What do these white elephants have in common? They’re headline-grabbing, profile-boosting, back-of-the-envelope wheezes, announced with a fanfare of publicity before becoming bogged down for years as their sheer impracticality bites. The foreign secretary is not stupid; all were good politics in the moment, burnishing his credentials as bold, visionary, fun. But they never work for us, the public, because they are devised primarily to serve Johnson’s career, not our needs.

And so it is with the Channel bridge. What’s more exciting, moth-eaten embroidery, or a big, new thrusting piece of infrastructure, one that rights a wrong made 6,500 years ago, when rising sea levels separated us from our French cousins? Johnson has yet again outdone the woman he hopes to replace.
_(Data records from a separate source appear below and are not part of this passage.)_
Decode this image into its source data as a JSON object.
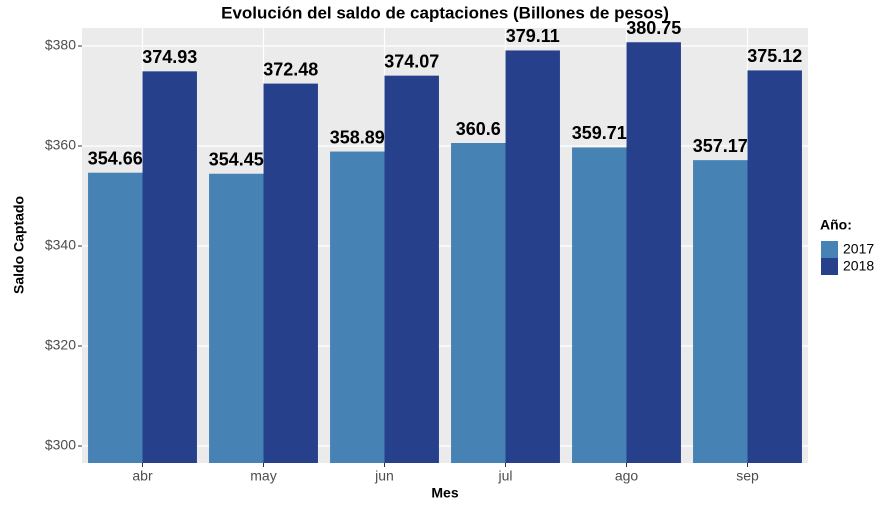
{
  "chart_data": {
    "type": "bar",
    "title": "Evolución del saldo de captaciones (Billones de pesos)",
    "x_label": "Mes",
    "y_label": "Saldo Captado",
    "legend_title": "Año:",
    "categories": [
      "abr",
      "may",
      "jun",
      "jul",
      "ago",
      "sep"
    ],
    "series": [
      {
        "name": "2017",
        "color": "#4682b4",
        "values": [
          354.66,
          354.45,
          358.89,
          360.6,
          359.71,
          357.17
        ]
      },
      {
        "name": "2018",
        "color": "#27408b",
        "values": [
          374.93,
          372.48,
          374.07,
          379.11,
          380.75,
          375.12
        ]
      }
    ],
    "ylim": [
      296.6,
      383.6
    ],
    "yticks": [
      {
        "value": 300,
        "label": "$300"
      },
      {
        "value": 320,
        "label": "$320"
      },
      {
        "value": 340,
        "label": "$340"
      },
      {
        "value": 360,
        "label": "$360"
      },
      {
        "value": 380,
        "label": "$380"
      }
    ],
    "grid": true,
    "legend": "right"
  }
}
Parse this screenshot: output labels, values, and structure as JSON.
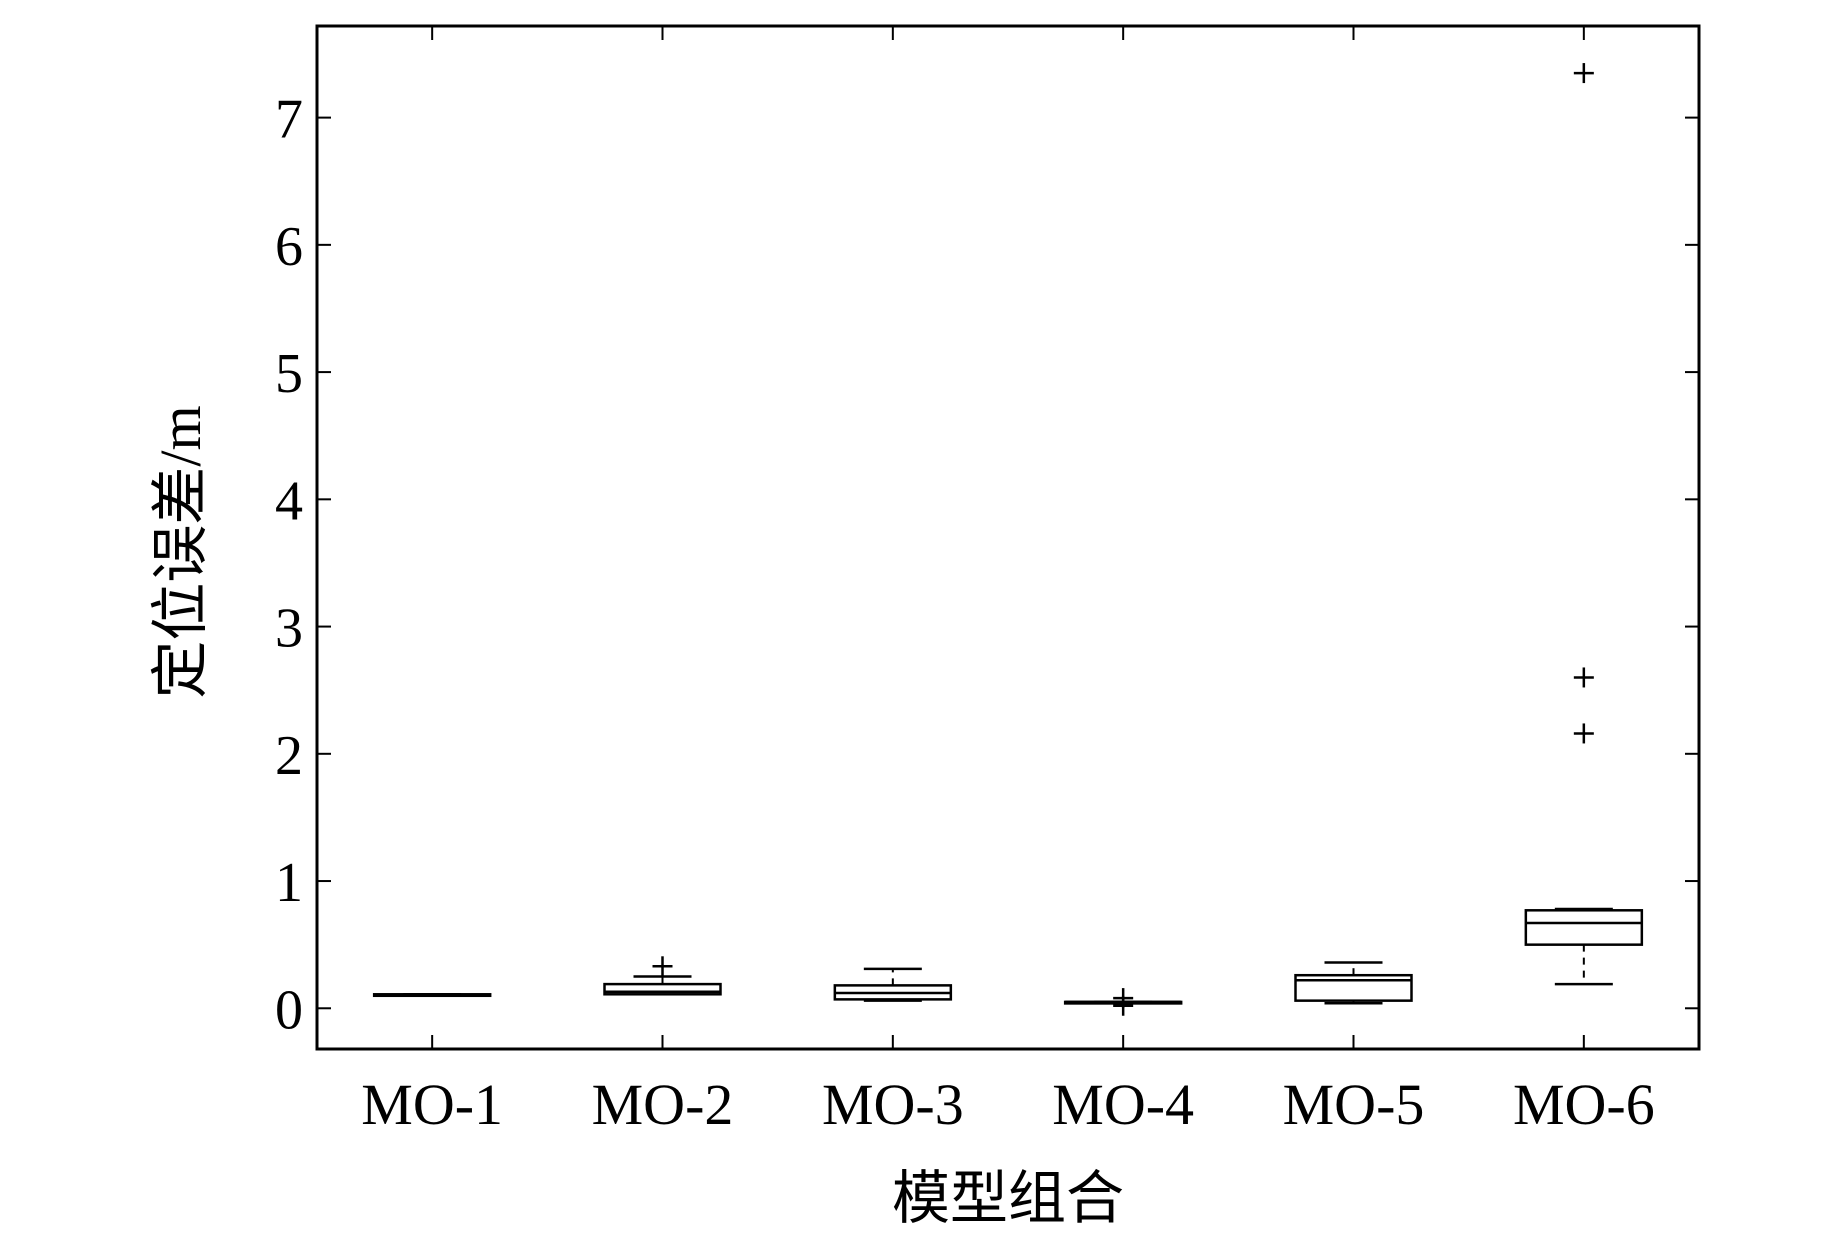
{
  "chart_data": {
    "type": "boxplot",
    "xlabel": "模型组合",
    "ylabel": "定位误差/m",
    "categories": [
      "MO-1",
      "MO-2",
      "MO-3",
      "MO-4",
      "MO-5",
      "MO-6"
    ],
    "ylim": [
      -0.32,
      7.72
    ],
    "yticks": [
      0,
      1,
      2,
      3,
      4,
      5,
      6,
      7
    ],
    "grid": false,
    "legend": "none",
    "boxes": [
      {
        "category": "MO-1",
        "whisker_low": 0.1,
        "q1": 0.1,
        "median": 0.1,
        "q3": 0.11,
        "whisker_high": 0.11,
        "outliers": []
      },
      {
        "category": "MO-2",
        "whisker_low": 0.11,
        "q1": 0.11,
        "median": 0.13,
        "q3": 0.19,
        "whisker_high": 0.25,
        "outliers": [
          0.33
        ]
      },
      {
        "category": "MO-3",
        "whisker_low": 0.06,
        "q1": 0.07,
        "median": 0.12,
        "q3": 0.18,
        "whisker_high": 0.31,
        "outliers": []
      },
      {
        "category": "MO-4",
        "whisker_low": 0.04,
        "q1": 0.05,
        "median": 0.05,
        "q3": 0.05,
        "whisker_high": 0.05,
        "outliers": [
          0.08,
          0.02
        ]
      },
      {
        "category": "MO-5",
        "whisker_low": 0.04,
        "q1": 0.06,
        "median": 0.22,
        "q3": 0.26,
        "whisker_high": 0.36,
        "outliers": []
      },
      {
        "category": "MO-6",
        "whisker_low": 0.19,
        "q1": 0.5,
        "median": 0.67,
        "q3": 0.77,
        "whisker_high": 0.78,
        "outliers": [
          2.16,
          2.6,
          7.35
        ]
      }
    ]
  }
}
But as infrastructure goes, is another connection to France what we really want, when transport links between our northern cities remains so poor, and spending is so biased towards the south-east? Even the Conservative MP for Dover can think of higher priorities: in a tweet he said: “Boris is right – we must invest in infrastructure to keep trade flowing between Britain and France. Let’s start by dualling the A2 to Dover, building the Lower Thames Crossing and lorry parks on the M20.”

We can safely assume that Johnson hasn’t bothered to think about the details – of what else we might better spend the money on, or the difficulties of his own project (Jonathan Roberts, of the UK Chamber of Shipping, told Sky News that “building a huge concrete structure in the middle of the world’s busiest shipping lane might come with some challenges”). That’s not really his way, is it?

Because what matters for him is the big picture. And in case you weren’t clear, that’s the front-page photograph of him waving from the steps of his new home: No 10.